The regulatory action of activators for protein kinase C on the specific binding capacity for recombinant human tumor necrosis factor .alpha. (TNF-.alpha.) was studied on various human cell lines. Phorbol myristate acetate (PMA) and oleyl acetyl glycerol (OAG) both are able to rapidly downregulate TNF-binding capacity of normal and malignant cells derived from various tissues. As PMA treatment did not enhance internalization of TNF-.alpha.-receptor complexes at 37.degree. C, and since OAG was able to downregulate TNF-binding capacity under conditions where internalization and shedding of receptor protein are prevented, we conclude that protein kinase C controls ligand affinity of the TNF-receptor protein, possibly via direct phosphorylation.

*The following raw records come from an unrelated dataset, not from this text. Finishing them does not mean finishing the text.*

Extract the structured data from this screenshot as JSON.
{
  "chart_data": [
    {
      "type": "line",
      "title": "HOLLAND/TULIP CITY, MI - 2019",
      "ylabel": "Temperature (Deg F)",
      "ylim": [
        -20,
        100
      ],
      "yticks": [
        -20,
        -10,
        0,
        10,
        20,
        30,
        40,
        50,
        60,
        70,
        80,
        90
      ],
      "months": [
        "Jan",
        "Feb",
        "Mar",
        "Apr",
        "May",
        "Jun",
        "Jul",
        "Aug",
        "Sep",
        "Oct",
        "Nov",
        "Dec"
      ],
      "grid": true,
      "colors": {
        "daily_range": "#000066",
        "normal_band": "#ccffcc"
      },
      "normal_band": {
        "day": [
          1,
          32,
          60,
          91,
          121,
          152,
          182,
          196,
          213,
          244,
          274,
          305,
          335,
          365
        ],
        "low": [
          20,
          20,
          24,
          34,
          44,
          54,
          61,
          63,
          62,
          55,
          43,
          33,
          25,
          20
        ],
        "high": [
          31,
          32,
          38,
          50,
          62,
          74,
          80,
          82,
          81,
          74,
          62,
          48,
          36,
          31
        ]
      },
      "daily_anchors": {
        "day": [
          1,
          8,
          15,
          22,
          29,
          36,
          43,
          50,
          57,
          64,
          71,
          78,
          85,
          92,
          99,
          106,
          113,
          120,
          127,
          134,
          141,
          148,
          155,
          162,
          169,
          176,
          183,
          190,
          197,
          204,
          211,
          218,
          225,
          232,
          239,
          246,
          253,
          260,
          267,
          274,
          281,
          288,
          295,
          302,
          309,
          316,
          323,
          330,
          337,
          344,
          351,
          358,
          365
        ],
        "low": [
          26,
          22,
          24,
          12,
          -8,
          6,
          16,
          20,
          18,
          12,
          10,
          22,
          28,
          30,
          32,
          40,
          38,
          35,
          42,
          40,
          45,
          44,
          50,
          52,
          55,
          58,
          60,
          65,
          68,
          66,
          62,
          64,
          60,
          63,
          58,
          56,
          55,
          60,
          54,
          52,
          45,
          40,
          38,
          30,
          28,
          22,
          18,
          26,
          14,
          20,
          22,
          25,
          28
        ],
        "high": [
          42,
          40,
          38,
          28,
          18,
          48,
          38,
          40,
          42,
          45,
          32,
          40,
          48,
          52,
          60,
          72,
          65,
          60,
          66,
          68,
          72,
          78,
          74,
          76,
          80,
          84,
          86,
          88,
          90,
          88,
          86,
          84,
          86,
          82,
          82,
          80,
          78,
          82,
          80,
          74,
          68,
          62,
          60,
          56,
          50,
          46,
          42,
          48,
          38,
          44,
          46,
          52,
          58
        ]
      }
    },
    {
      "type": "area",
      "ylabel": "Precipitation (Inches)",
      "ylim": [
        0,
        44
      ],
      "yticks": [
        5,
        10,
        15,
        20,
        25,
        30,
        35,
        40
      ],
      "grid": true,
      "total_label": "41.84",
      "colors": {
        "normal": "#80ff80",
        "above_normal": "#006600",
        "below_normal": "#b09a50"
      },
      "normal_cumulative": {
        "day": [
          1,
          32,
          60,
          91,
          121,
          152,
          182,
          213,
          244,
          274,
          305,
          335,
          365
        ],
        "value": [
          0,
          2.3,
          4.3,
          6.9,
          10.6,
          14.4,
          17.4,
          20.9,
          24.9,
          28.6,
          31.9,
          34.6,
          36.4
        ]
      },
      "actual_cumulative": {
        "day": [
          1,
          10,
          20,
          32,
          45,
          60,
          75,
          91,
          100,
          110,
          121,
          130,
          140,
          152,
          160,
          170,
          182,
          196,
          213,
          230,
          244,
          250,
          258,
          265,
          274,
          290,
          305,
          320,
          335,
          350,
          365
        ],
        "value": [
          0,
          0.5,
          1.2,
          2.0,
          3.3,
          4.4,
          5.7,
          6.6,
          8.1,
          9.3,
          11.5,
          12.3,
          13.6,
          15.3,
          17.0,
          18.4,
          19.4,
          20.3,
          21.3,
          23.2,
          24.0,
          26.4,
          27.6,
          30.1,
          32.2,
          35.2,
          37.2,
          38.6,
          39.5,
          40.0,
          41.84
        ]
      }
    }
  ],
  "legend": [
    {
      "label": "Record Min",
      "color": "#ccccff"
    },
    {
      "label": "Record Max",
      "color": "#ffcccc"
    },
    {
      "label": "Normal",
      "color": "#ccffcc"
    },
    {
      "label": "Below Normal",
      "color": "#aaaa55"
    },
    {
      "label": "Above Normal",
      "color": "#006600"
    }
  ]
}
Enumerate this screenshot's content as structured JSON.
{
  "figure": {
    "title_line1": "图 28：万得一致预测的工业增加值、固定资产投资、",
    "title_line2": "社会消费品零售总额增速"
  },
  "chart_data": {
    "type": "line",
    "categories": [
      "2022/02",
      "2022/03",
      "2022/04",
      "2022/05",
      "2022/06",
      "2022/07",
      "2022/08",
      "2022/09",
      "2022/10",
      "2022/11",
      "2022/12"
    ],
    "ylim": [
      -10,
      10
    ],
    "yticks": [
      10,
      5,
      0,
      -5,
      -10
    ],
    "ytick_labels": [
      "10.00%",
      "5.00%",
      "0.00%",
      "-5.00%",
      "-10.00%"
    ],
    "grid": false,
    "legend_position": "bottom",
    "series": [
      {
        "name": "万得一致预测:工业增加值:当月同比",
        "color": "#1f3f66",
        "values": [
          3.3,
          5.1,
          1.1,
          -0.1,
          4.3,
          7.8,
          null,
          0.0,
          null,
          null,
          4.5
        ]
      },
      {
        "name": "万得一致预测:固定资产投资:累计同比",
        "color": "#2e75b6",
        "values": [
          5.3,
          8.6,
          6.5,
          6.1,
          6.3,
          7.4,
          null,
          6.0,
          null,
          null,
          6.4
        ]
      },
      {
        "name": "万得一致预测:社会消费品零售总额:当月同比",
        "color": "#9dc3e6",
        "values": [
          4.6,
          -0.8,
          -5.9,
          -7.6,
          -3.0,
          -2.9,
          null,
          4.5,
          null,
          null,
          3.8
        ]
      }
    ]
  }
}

Protein kinase C triggered downregulation of TNF-.alpha.-binding capacity concomitantly resulted in reduction of TNF-.alpha.-sensitivity, as revealed from decreased cytotoxic action of TNF-.alpha. on L 929 cells and from inhibition of TNF-.alpha.-mediated enhancement of HLA class II antigen expression in Colo 205 cells. Restoration of TNF-binding capacity upon abrogation of protein kinase C stimulation leads to full recovery of TNF responsiveness, further supporting the close linkage of TNF-receptor expression and TNF sensitivity. These data suggest that regulation of TNF-binding capacity by protein kinase C is one of the cellular control mechanisms of TNF responsiveness.